The vice chairman of the Senate Intelligence Committee is citing the recent disclosure of malware exploring a Department of Defense server to push for passage of his Internet of Things Cybersecurity Improvement Act.
Sen. Mark Warner (D-Va.) pointed out in a statement that it was a vulnerability exposure regime at DOD that allowed a researcher to report the malware and said his bill would help advance similar programs that could be coordinated with the DOD procedures in place. Warner's bill was reported out of the Senate Homeland Security and Governmental Affairs Committee last June, but has yet to be voted in the Senate.
Znet reported that the researcher had first discovered that a DOD server running on Amazon Web Services' cloud platform was publicly accessible without credentials, then that it had been hacked and was being used by a botnet to mine cryptocurrency.
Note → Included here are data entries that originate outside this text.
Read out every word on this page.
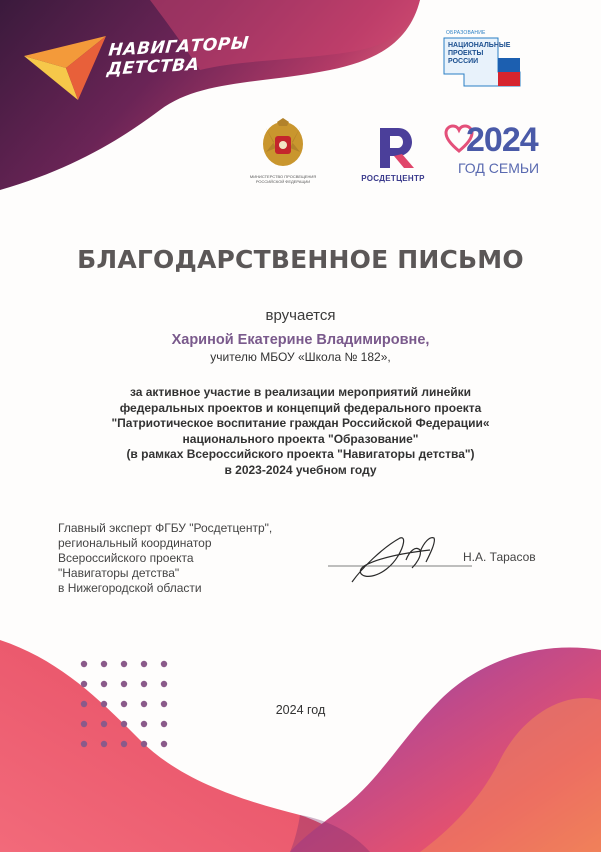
НАВИГАТОРЫ
ДЕТСТВА
ОБРАЗОВАНИЕ
НАЦИОНАЛЬНЫЕ
ПРОЕКТЫ
РОССИИ
МИНИСТЕРСТВО ПРОСВЕЩЕНИЯ
РОССИЙСКОЙ ФЕДЕРАЦИИ	РОСДЕТЦЕНТР
2024
ГОД СЕМЬИ
БЛАГОДАРСТВЕННОЕ ПИСЬМО
вручается
Хариной Екатерине Владимировне,
учителю МБОУ «Школа № 182»,
за активное участие в реализации мероприятий линейки
федеральных проектов и концепций федерального проекта
"Патриотическое воспитание граждан Российской Федерации«
национального проекта "Образование"
(в рамках Всероссийского проекта "Навигаторы детства")
в 2023-2024 учебном году
Главный эксперт ФГБУ "Росдетцентр",
региональный координатор
Всероссийского проекта
"Навигаторы детства"
в Нижегородской области
Н.А. Тарасов
2024 год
It would make sure government IoT devices are as secure as they can be, including by requiring transparency and disclosure from contractors. The bill now heads to the full Senate for a vote. It would also require government-purchased devices to meet a minimum level of security.
“This incident demonstrates the inherent value of vulnerability disclosure programs for information technology products operated by federal agencies,” Warner wrote in a letter to DOD CIO Dana Deasy. “These programs are a crucial force multiplier for federal cybersecurity efforts. Clear guidelines and a process for security researchers to find and share vulnerabilities enabled this malware discovery, and ultimately prompt remedial action by DOD," he said. "Continuing to encourage the responsible discovery and disclosure of bugs or vulnerabilities on federal information technology systems with both internal and outside security researchers can only strengthen the cybersecurity posture of federal and DOD systems.”